Central Consultants and Specialists Committee annual report 2008
Download the annual report in PDF format using the link on the right
Chairman's message
CCSC’s focus this year has been on championing clinical leadership and the value of consultants. We have promoted use of the 2003 contract, re-gaining professional control over the issues that doctors can most competently handle and on critically engaging with NHS reforms. We have also made a good start of reforming our communications with the profession. Our latest campaign – to enhance quality through targeted consultant expansion – has also been well received.
Guidance on hospital reconfiguration stressed safety, quality, clinical leadership in partnership with patients and a good evidence base; it strongly opposed financially-driven reconfiguration and was still widely promoted by the Department of Health. Our strong opposition to a new sub-consultant grade and promotion of the value of consultants has been influential, successful and will continue.
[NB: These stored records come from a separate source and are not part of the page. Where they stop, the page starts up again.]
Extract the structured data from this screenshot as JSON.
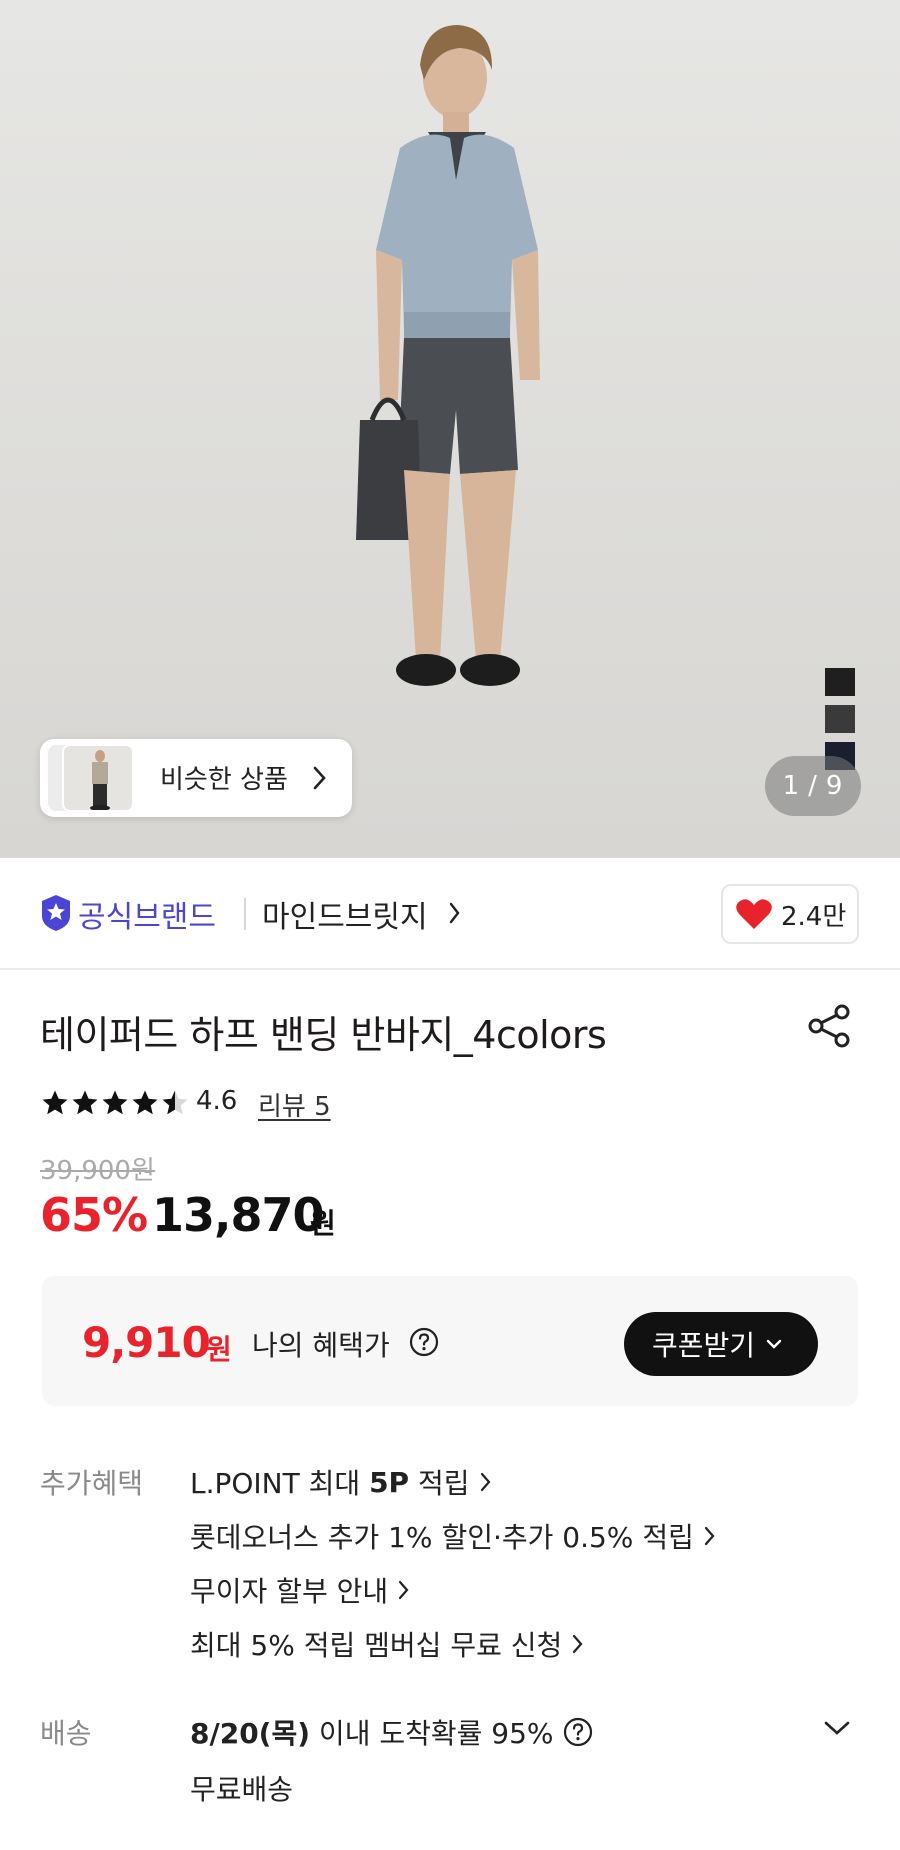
{
  "gallery": {
    "page_current": "1",
    "page_total": "9",
    "page_separator": "/",
    "similar_products_label": "비슷한 상품",
    "color_swatches": [
      "#1f1f1f",
      "#3a3a3a",
      "#1a1f2e"
    ]
  },
  "brand": {
    "official_label": "공식브랜드",
    "name": "마인드브릿지",
    "like_count": "2.4만",
    "accent_color": "#4b45d6"
  },
  "product": {
    "title": "테이퍼드 하프 밴딩 반바지_4colors",
    "rating": "4.6",
    "rating_stars": 4.6,
    "review_label": "리뷰 5",
    "original_price": "39,900원",
    "discount_rate": "65%",
    "sale_price": "13,870",
    "currency_unit": "원"
  },
  "benefit": {
    "price": "9,910",
    "currency_unit": "원",
    "label": "나의 혜택가",
    "coupon_button": "쿠폰받기",
    "accent_color": "#e8232b"
  },
  "extra_benefits": {
    "label": "추가혜택",
    "items": [
      {
        "prefix": "L.POINT 최대 ",
        "bold": "5P",
        "suffix": " 적립"
      },
      {
        "text": "롯데오너스 추가 1% 할인·추가 0.5% 적립"
      },
      {
        "text": "무이자 할부 안내"
      },
      {
        "text": "최대 5% 적립 멤버십 무료 신청"
      }
    ]
  },
  "delivery": {
    "label": "배송",
    "date": "8/20(목)",
    "eta_text": " 이내 도착확률 95%",
    "fee_text": "무료배송"
  }
}
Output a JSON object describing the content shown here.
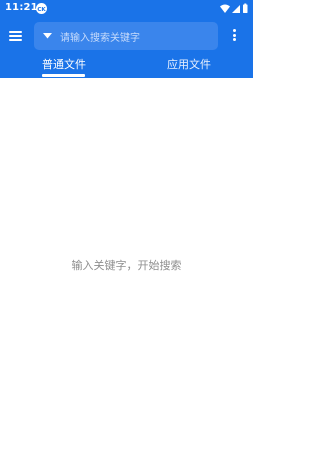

The
participation of key CCSC members in the MMC programme board, alongside JDC members, has produced valuable results in what was a formidable task of doctor-led crisis management and problem
solving which demonstrated why workforce and other reforms must be led by the profession to get the best results.
We have continued the theme of clinical leadership in our input to the Darzi reviews in London and the Next Stage Review, the results of which need close critical appraisal to ensure the best results for our members and for patients. Although Lord Darzi’s review of the NHS is causing much anxiety, it is essential for us to engage with it if we are to challenge those aspects we feel may not be right for doctors and patients. We have done that and will continue to do that as the review proceeds to its final stages.
We have produced guidance on aspects of the consultant contract to enable its full potential; another area where we have been proactively engaged. Much of this has focused on defending and promoting Supporting Professional Activities, which are key to ensuring that consultants play crucial, wider leadership roles in the health service.
On the changes to medical regulation, we have developed strong policy on using existing mechanisms to satisfy revalidation and have promoted this amongst other stakeholders in government and the
profession.
We have sought to engage much more with the consultant body, with a major survey of consultant opinion launched in March, improvements in communications (new newsletter, weekly website chairman’s updates, cascades and mass-emails on urgent issues) and a programme of sold-out seminars for local consultant representatives.
Finally, we continue to forge links with the Government, NHS Employers, Colleges and other stakeholders. These are essential to retaining the influence that delivers vital benefits for our constituents at a challenging, uncertain and often unsettling time.
This last year has been challenging for all of us, but I firmly believe that the approach of engagement that the CCSC has taken is right for our position as a profession that feels embattled by reform and for patients that feel confused by it. The NHS cannot function effectively without our clinical skills, our innovation and our leadership. Our challenge to the Government is to recognise that and to empower us to lead. The challenge to us is to take up positions of leadership and to use them responsibly to re-build professional confidence and to strive for a better and better service.